Thankfully, most changes to which God calls us are not as brutal as the golden calf correction. But church change is hard — we (rightly) look to the church to provide assurance and stability in the midst of a fallen world. So when God makes known His desire for change, our expectations of the church and the ways in which it pleases us can be shaken up.
Prior to my call as their Vicar, the people of one small church perceived God calling them into a challenging change. They gave up their familiar neighborhood church building, a spot to which many of them could walk, and bought property miles away, toward the center of their growing city. They built a place with an actual parking lot for people who hadn’t yet arrived, flexible spaces for ministries yet to launch, and an office for a Vicar still to be called. (None of those features were present in their original church building).

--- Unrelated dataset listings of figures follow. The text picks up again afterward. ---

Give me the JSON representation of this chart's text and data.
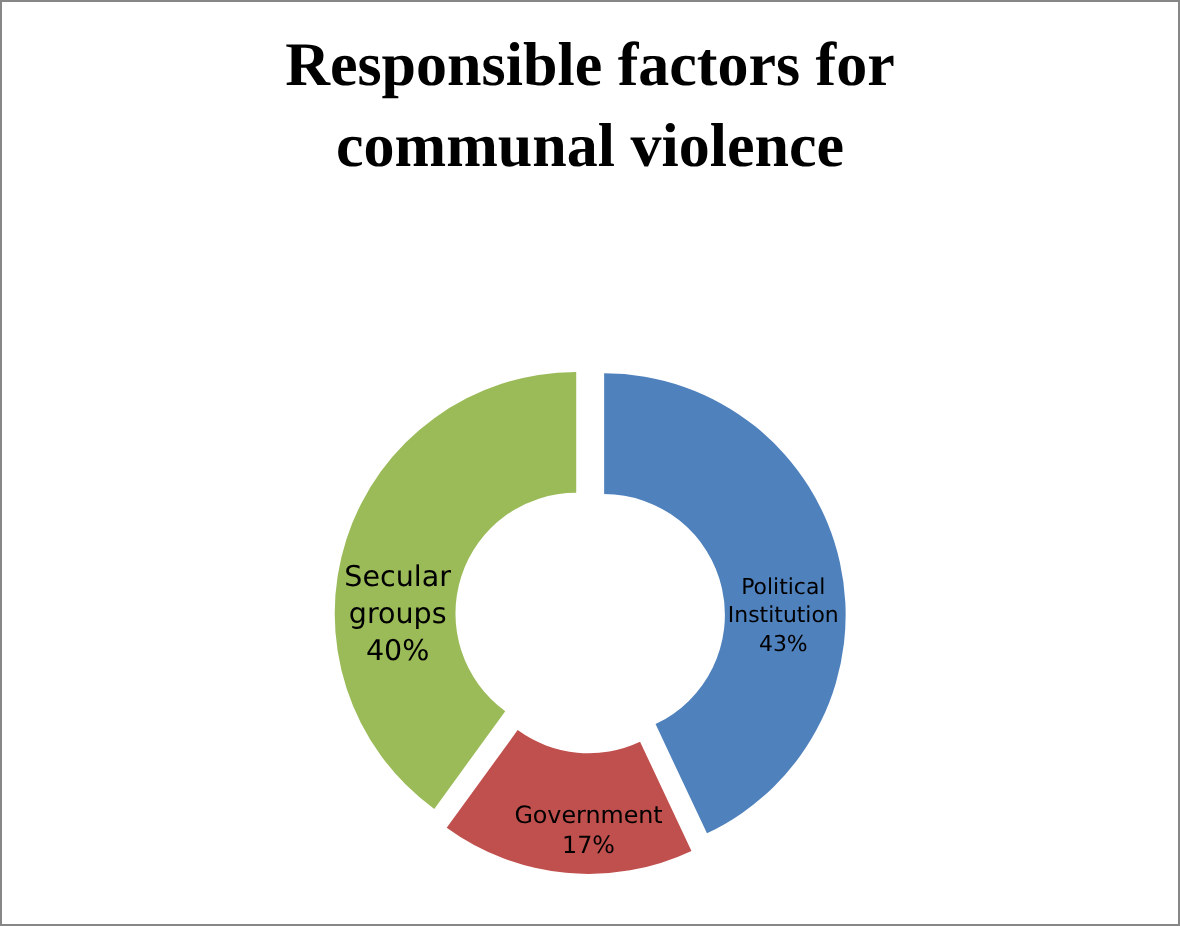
{
  "chart_data": {
    "type": "donut",
    "title": "Responsible factors for communal violence",
    "categories": [
      "Political Institution",
      "Government",
      "Secular groups"
    ],
    "values": [
      43,
      17,
      40
    ],
    "value_labels": [
      "43%",
      "17%",
      "40%"
    ],
    "colors": [
      "#4f81bd",
      "#c0504d",
      "#9bbb59"
    ],
    "legend": false
  }
}
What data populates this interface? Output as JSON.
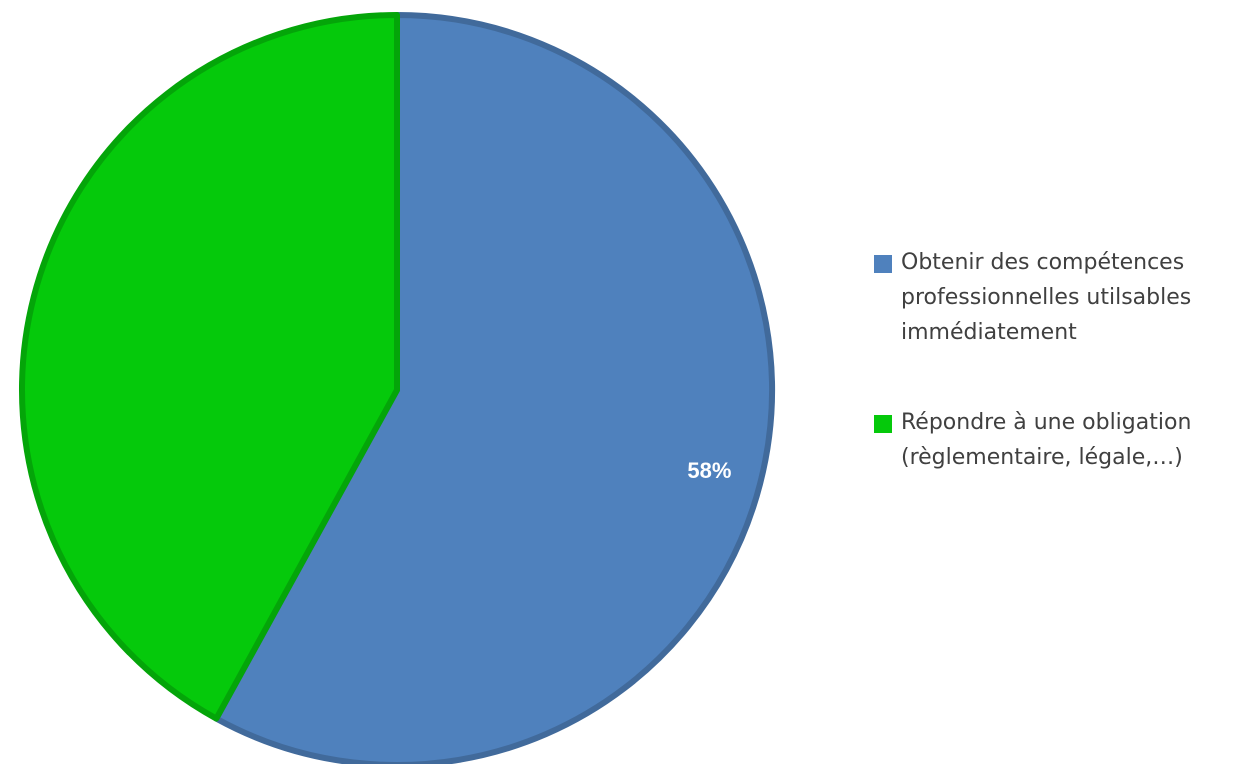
{
  "chart_data": {
    "type": "pie",
    "title": "",
    "categories": [
      "Obtenir des compétences professionnelles utilsables immédiatement",
      "Répondre à une obligation (règlementaire, légale,…)"
    ],
    "values": [
      58,
      42
    ],
    "unit": "%",
    "data_labels": [
      "58%",
      ""
    ],
    "colors": [
      "#4f81bd",
      "#05c90b"
    ],
    "legend": "right",
    "legend_entries": [
      {
        "lines": [
          "Obtenir des compétences",
          "professionnelles utilsables",
          "immédiatement"
        ],
        "color": "#4f81bd"
      },
      {
        "lines": [
          "Répondre à une obligation",
          "(règlementaire, légale,…)"
        ],
        "color": "#05c90b"
      }
    ]
  }
}
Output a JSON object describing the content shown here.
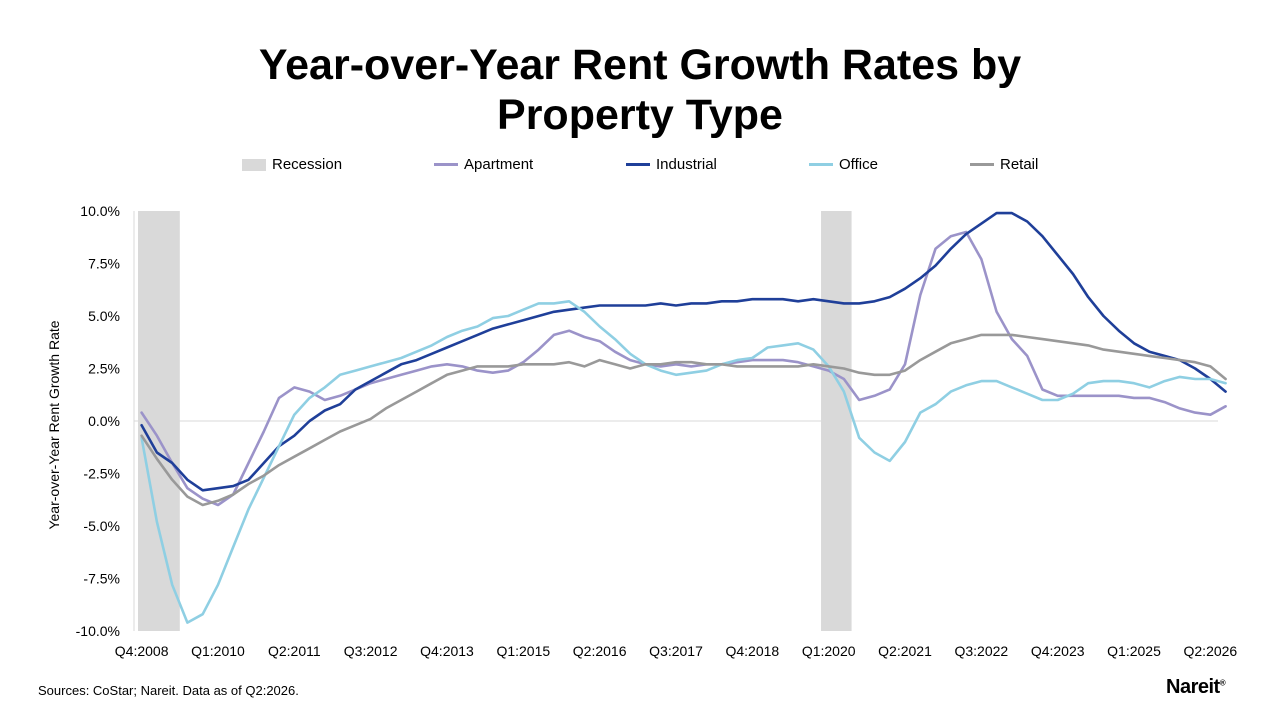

They wern’t doing anything “bad” in their original church. They were a small, friendly group of long time neighbors who came to recognize that God desires more from a church than the satisfaction of it members. They stretched themselves, took some risks, worked through squabbles, and rejoiced as the new pews and parking lot filled with new citizens of God’s kingdom.
On one of the first robustly attended Sundays, a venerable and usually staid member of the original congregation came up to me verging on giddy. Sweeping his hand toward the full parking lot, he said, “I thought we could do this. Just not this fast.”
I share this story because it glorifies God. It’s not a clergy hero story —the big spiritual decisions and risks were made well before I popped up as the name of a potential Vicar. Nor is it a “how to” story, although we certainly benefitted from practical mission guidance and diocesan financial support along the way.
It is a story of God’s people, one or two at first and then a whole group, responding to God’s desire and, with God’s grace, changing their lives and the lives of others in Christ.
“I’m with them,” said Moses in more dramatic fashion, renouncing his own satisfaction and exaltaion to identify with God’s imperfect people, and to submit himself to God on their behalf.
Might there be someone like that in your church? Might it be you?



God, You alone have the words of eternal life!!
You know the end from the beginning.